Other high-ticket items include solar powered USB chargers, lanterns, radios, batteries, baby items and duct tape.
Some locations on the Google spreadsheet only collected items through the end of September, but others are collecting them on an ongoing basis.
The American Red Cross is looking is dispatching volunteers to aid areas affected by Hurricane Irma and Hurricane Maria.
Local residents should use this form.
All non-local residents interested in volunteering should use this separate form.
More information about volunteer expectations and requirements at redcross.org.
You can also volunteer with Habitat for Humanity.
The organization is assessing housing and shelter needs in impacted areas and is evaluating the support it receives from donors, volunteers and other partners before making any long-term decisions.
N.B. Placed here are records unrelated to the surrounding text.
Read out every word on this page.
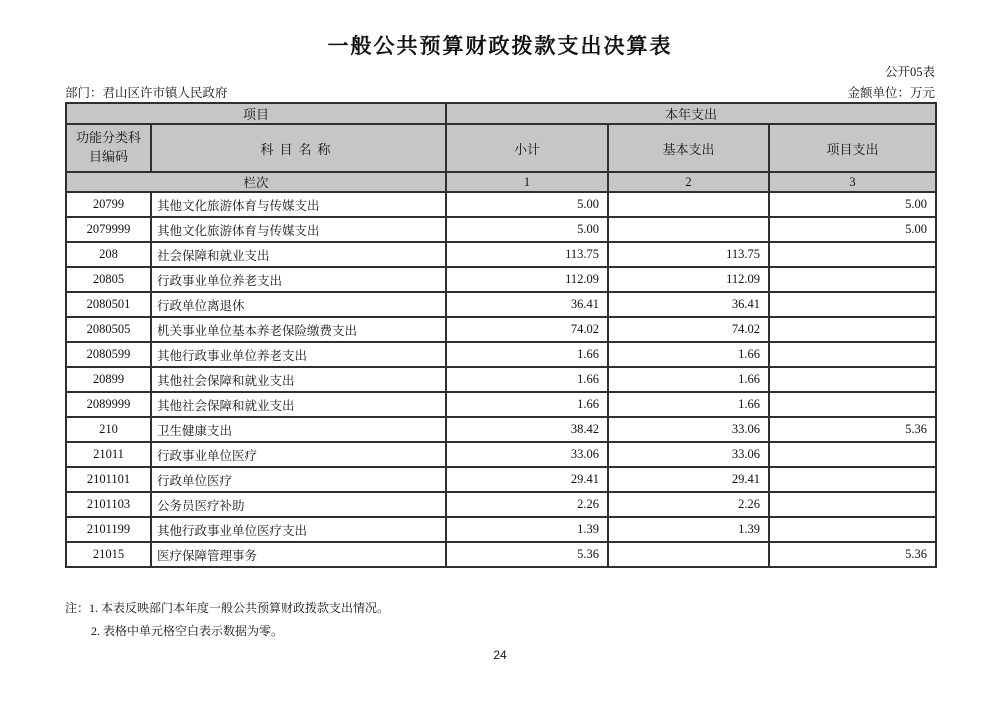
一般公共预算财政拨款支出决算表
公开05表
部门：君山区许市镇人民政府	金额单位：万元
项目		本年支出		
功能分类科目编码	科目名称	小计	基本支出	项目支出
栏次		1	2	3
20799	其他文化旅游体育与传媒支出	5.00		5.00
2079999	其他文化旅游体育与传媒支出	5.00		5.00
208	社会保障和就业支出	113.75	113.75	
20805	行政事业单位养老支出	112.09	112.09	
2080501	行政单位离退休	36.41	36.41	
2080505	机关事业单位基本养老保险缴费支出	74.02	74.02	
2080599	其他行政事业单位养老支出	1.66	1.66	
20899	其他社会保障和就业支出	1.66	1.66	
2089999	其他社会保障和就业支出	1.66	1.66	
210	卫生健康支出	38.42	33.06	5.36
21011	行政事业单位医疗	33.06	33.06	
2101101	行政单位医疗	29.41	29.41	
2101103	公务员医疗补助	2.26	2.26	
2101199	其他行政事业单位医疗支出	1.39	1.39	
21015	医疗保障管理事务	5.36		5.36
注：1. 本表反映部门本年度一般公共预算财政拨款支出情况。
2. 表格中单元格空白表示数据为零。
24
“We ask that your enthusiasm and interest stay long after the first few weeks as volunteers will be critically needed throughout the recovery and rebuilding phase, which may last months or even years,” the organization posted on its website.
The National Voluntary Organizations Active in Disasters (VOAD) is allowing volunteers to register to help, but notes that Puerto Rico is asking for volunteers not to deploy to the communities affected by Hurricanes Irma and Maria.
Spread awareness on social media
Sometimes, word of mouth (or text) is all it takes. Take part in the relief campaign by retweeting news and alerts about shelters, donations and more from official accounts such as @PRFAA, @FEMARegion2, @ricardorossello, @Univision PR, @USNationalGuard and several news organizations.
Be sure to share your donation links, let people know how to donate and continue to spread awareness with hashtags (#PuertoRico, #MariaPR, #PrayForPuertoRico, #UnidosPorPR, #UnitedForPR are some examples).